Tom Warren descobriu que um Surface Pro X de segunda geração teve menos problemas de compatibilidade de aplicativo do que o original, mas alguns aplicativos ainda não funcionaram, incluindo Creative Cloud da Adobe (com Photoshop e Lightroom).

Lenovo Flex 5G

O Lenovo Flex 5G, um dos raros laptops Qualcomm Snapdragon 8cx a chegar ao mercado.
Foto de Cameron Faulkner / The Verge

Não é apenas a Microsoft que tem problemas com os computadores baseados no Arm. A Samsung lançou o Galaxy Book 2 semelhante ao Surface em 2018, mas você provavelmente não ficará chocado ao ouvir isso The VergeDan Seifert teve problemas executando certos aplicativos. Meu colega Cameron Faulkner teve problemas semelhantes ao analisar o Lenovo Flex 5G em julho. A Microsoft ainda está trabalhando para melhorar a compatibilidade de aplicativos do Windows no Arm com emulação x64. Estamos otimistas, mas não estamos nem perto de recomendar o Windows on Arm sobre as opções do Windows na Intel.

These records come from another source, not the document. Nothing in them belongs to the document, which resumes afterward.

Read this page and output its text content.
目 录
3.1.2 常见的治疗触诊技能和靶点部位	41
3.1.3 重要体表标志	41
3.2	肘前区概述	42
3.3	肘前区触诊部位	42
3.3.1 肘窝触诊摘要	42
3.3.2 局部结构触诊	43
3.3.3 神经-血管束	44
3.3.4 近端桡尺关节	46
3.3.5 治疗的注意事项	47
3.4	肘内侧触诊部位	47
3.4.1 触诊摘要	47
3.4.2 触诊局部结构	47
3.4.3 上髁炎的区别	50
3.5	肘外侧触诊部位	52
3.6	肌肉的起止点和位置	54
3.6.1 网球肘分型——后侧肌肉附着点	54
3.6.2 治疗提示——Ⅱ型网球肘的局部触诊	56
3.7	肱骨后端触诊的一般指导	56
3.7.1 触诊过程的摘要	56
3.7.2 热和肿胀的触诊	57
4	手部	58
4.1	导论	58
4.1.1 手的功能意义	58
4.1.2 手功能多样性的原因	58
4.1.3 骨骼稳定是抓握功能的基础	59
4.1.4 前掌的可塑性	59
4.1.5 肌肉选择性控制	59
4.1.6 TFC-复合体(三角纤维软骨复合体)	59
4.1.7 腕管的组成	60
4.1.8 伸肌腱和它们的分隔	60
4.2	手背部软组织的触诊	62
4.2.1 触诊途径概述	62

E enquanto orçamento Google Chromebooks muitas vezes pode funcionar perfeitamente bem no Arm, a maioria adotou Intel e AMD atualmente.

A Apple parece extremamente confiante em sua transição para processadores baseados em Arm, no entanto. A Apple já tem removeu todos os MacBook Airs baseados em Intel de sua linha de produtos – apesar de apresentar um novo Air baseado em Intel em março. Enquanto Microsoft, Lenovo, Samsung e outros sempre ofereceram uma escolha entre Arm e Intel, a Apple espera fazer a transição toda a linha de produtos Mac ao silicone da Apple em cerca de dois anos.

A empresa está enviando uma mensagem clara de que Arm é o futuro do Mac e de grandes empresas de software como Microsoft e Adobe já estão ouvindo: Photoshop está chegando no próximo ano, Lightroom está chegando no mês que vem e o Microsoft Office está a caminho. Outros desenvolvedores que desejam fazer aplicativos para Mac também terão que embarcar.

A Apple pode evitar algumas das mesmas armadilhas de compatibilidade de aplicativos que outros fabricantes enfrentaram. Microsoft, por exemplo, presumimos que os desenvolvedores adotariam sua Windows Store lançando aplicativos universais que funcionariam tanto na Arm quanto na Intel. Essa também é uma opção para os desenvolvedores da Apple, mas a empresa também tem seu Rosetta 2 que pode traduzir aplicativos projetados para chips Intel para Armar quando você os instala pela primeira vez, ou rapidamente depois, se necessário. A Apple diz que alguns aplicativos da Intel podem até rodar mais rápido em seu novo chip dessa maneira, pelo menos em comparação com os chips da Intel em seus Macs de geração anterior.

E, novamente, M1 é capaz de executar a vasta biblioteca de aplicativos iOS nativamente, dando aos usuários acesso a um enorme volume potencial de aplicativos funcionais – embora você precise mover um ponteiro porque os Macs não têm tela sensível ao toque.

Estou muito interessado em ver se esses novos Macs são tão bons quanto a Apple promete que serão, pois acho que estarei no mercado para um novo laptop Apple em breve. Meu Mac pessoal é um MacBook Air de 11 polegadas do início de 2014. Eu adoro, mas está começando a pesar na navegação básica da Internet e a bateria não consegue segurar a carga por muito mais do que uma ou duas horas.

Se os novos MacBooks forem tão capazes quanto a Apple diz que são e podem executar a maioria dos aplicativos sem muitos problemas, pode ser difícil para mim deixar passar. O MacBook Air, em particular, chamou minha atenção, já que atualmente uso meu antigo MacBook Air principalmente para navegar na web e escrever.

Mas se houver tantos problemas de compatibilidade de aplicativos quanto outros computadores baseados no Arm, posso tentar espremer mais um ano da minha amada máquina pessoal e esperar que os desenvolvedores me atualizem. Eu não consideraria mais um Mac baseado em Intel, já que a Apple parece totalmente comprometida com essa transição para seu próprio silício.